According to the SEC order, Parallax would buy and sell investments through TSF and TSF would transfer the investment from its inventory account. TSF would charge a mark up and Bott, a registered representative for TSF, would receive a substantial portion of the markup as compensation.  The SEC is taking the position that those trades were principal transactions. If that is the case, then Parallax failed to obtain the consent necessary to make a principal trade with an advisory client. There is inherent conflict when the investment adviser is selling to its clients from its own account.

As a CCO, I was more focused on the compliance program failures at Parallax.

Prior to registration with the SEC, Parallax was registered in Texas. The Texas regulator issued a deficiency. Parallax at least tried to improve its compliance program and bought an off-the-shelf compliance manual.  (Okay, so it sounds like it didn’t try that hard.)

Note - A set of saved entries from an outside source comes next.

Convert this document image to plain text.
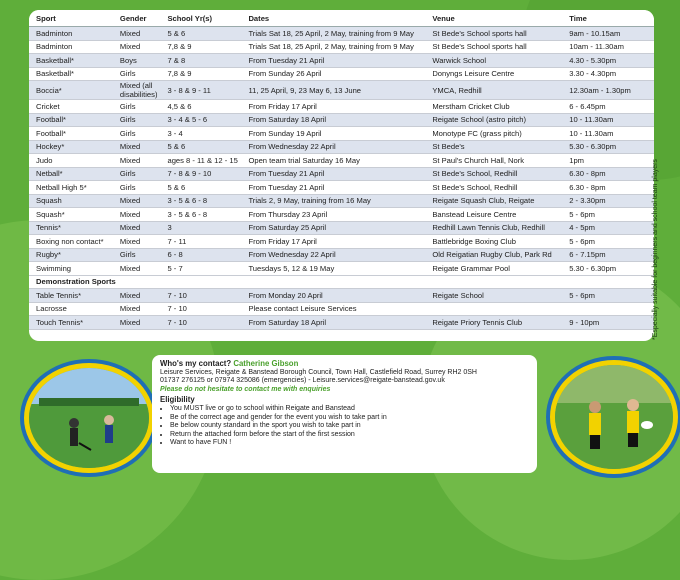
Sport	Gender	School Yr(s)	Dates	Venue	Time
Badminton	Mixed	5 & 6	Trials Sat 18, 25 April, 2 May, training from 9 May	St Bede's School sports hall	9am - 10.15am
Badminton	Mixed	7,8 & 9	Trials Sat 18, 25 April, 2 May, training from 9 May	St Bede's School sports hall	10am - 11.30am
Basketball*	Boys	7 & 8	From Tuesday 21 April	Warwick School	4.30 - 5.30pm
Basketball*	Girls	7,8 & 9	From Sunday 26 April	Donyngs Leisure Centre	3.30 - 4.30pm
Boccia*	Mixed (all disabilities)	3 - 8 & 9 - 11	11, 25 April, 9, 23 May 6, 13 June	YMCA, Redhill	12.30am - 1.30pm
Cricket	Girls	4,5 & 6	From Friday 17 April	Merstham Cricket Club	6 - 6.45pm
Football*	Girls	3 - 4 & 5 - 6	From Saturday 18 April	Reigate School (astro pitch)	10 - 11.30am
Football*	Girls	3 - 4	From Sunday 19 April	Monotype FC (grass pitch)	10 - 11.30am
Hockey*	Mixed	5 & 6	From Wednesday 22 April	St Bede's	5.30 - 6.30pm
Judo	Mixed	ages 8 - 11 & 12 - 15	Open team trial Saturday 16 May	St Paul's Church Hall, Nork	1pm
Netball*	Girls	7 - 8 & 9 - 10	From Tuesday 21 April	St Bede's School, Redhill	6.30 - 8pm
Netball High 5*	Girls	5 & 6	From Tuesday 21 April	St Bede's School, Redhill	6.30 - 8pm
Squash	Mixed	3 - 5 & 6 - 8	Trials 2, 9 May, training from 16 May	Reigate Squash Club, Reigate	2 - 3.30pm
Squash*	Mixed	3 - 5 & 6 - 8	From Thursday 23 April	Banstead Leisure Centre	5 - 6pm
Tennis*	Mixed	3	From Saturday 25 April	Redhill Lawn Tennis Club, Redhill	4 - 5pm
Boxing non contact*	Mixed	7 - 11	From Friday 17 April	Battlebridge Boxing Club	5 - 6pm
Rugby*	Girls	6 - 8	From Wednesday 22 April	Old Reigatian Rugby Club, Park Rd	6 - 7.15pm
Swimming	Mixed	5 - 7	Tuesdays 5, 12 & 19 May	Reigate Grammar Pool	5.30 - 6.30pm
Demonstration Sports					
Table Tennis*	Mixed	7 - 10	From Monday 20 April	Reigate School	5 - 6pm
Lacrosse	Mixed	7 - 10	Please contact Leisure Services		
Touch Tennis*	Mixed	7 - 10	From Saturday 18 April	Reigate Priory Tennis Club	9 - 10pm	*Especially suitable for beginners and school team players
Who's my contact? Catherine Gibson
Leisure Services, Reigate & Banstead Borough Council, Town Hall, Castlefield Road, Surrey RH2 0SH
01737 276125 or 07974 325086 (emergencies) - Leisure.services@reigate-banstead.gov.uk
Please do not hesitate to contact me with enquiries
Eligibility
• You MUST live or go to school within Reigate and Banstead
• Be of the correct age and gender for the event you wish to take part in
• Be below county standard in the sport you wish to take part in
• Return the attached form before the start of the first session
• Want to have FUN !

But Parallax went further and and hired a CCO, F. Robert Falkenberg who reviewed the program and suggested changes. Falkenberg had worked as an examiner for the State of California and worked for FINRA before starting his compliance consulting firm.

The order does not state it directly, but it sounds like Falkenberg acted as an out-sourced CCO.

“[Falkenberg] devoted approximately nine hours per month to Parallax’s compliance program. He did not maintain a permanent office at Parallax and delegated daily compliance tasks to other employees in his absence.”

Falkenberg did write a memo to Botts that the off-the-shelf compliance manual needed to tailored to Business operations of Parallax.  However, he never did so. He also never implemented a written code of ethics.

He really made the SEC examiners angry when he fudged the 2010 annual review.

The meta data for Falkenberg’s 2010 annual compliance memo indicates that Falkenberg created and completed the memo in approximately four hours on Friday, April 8, 2011, not February 2011. Falkenberg drafted the memo after exam staff had notified Parallax of its impending exam and just three days before exam staff was scheduled to begin field work.

Don’t lie to the SEC. That increases the chances that the examiners will push the case over to enforcement and that you will end up reading about the compliance program failures here in Compliance Building.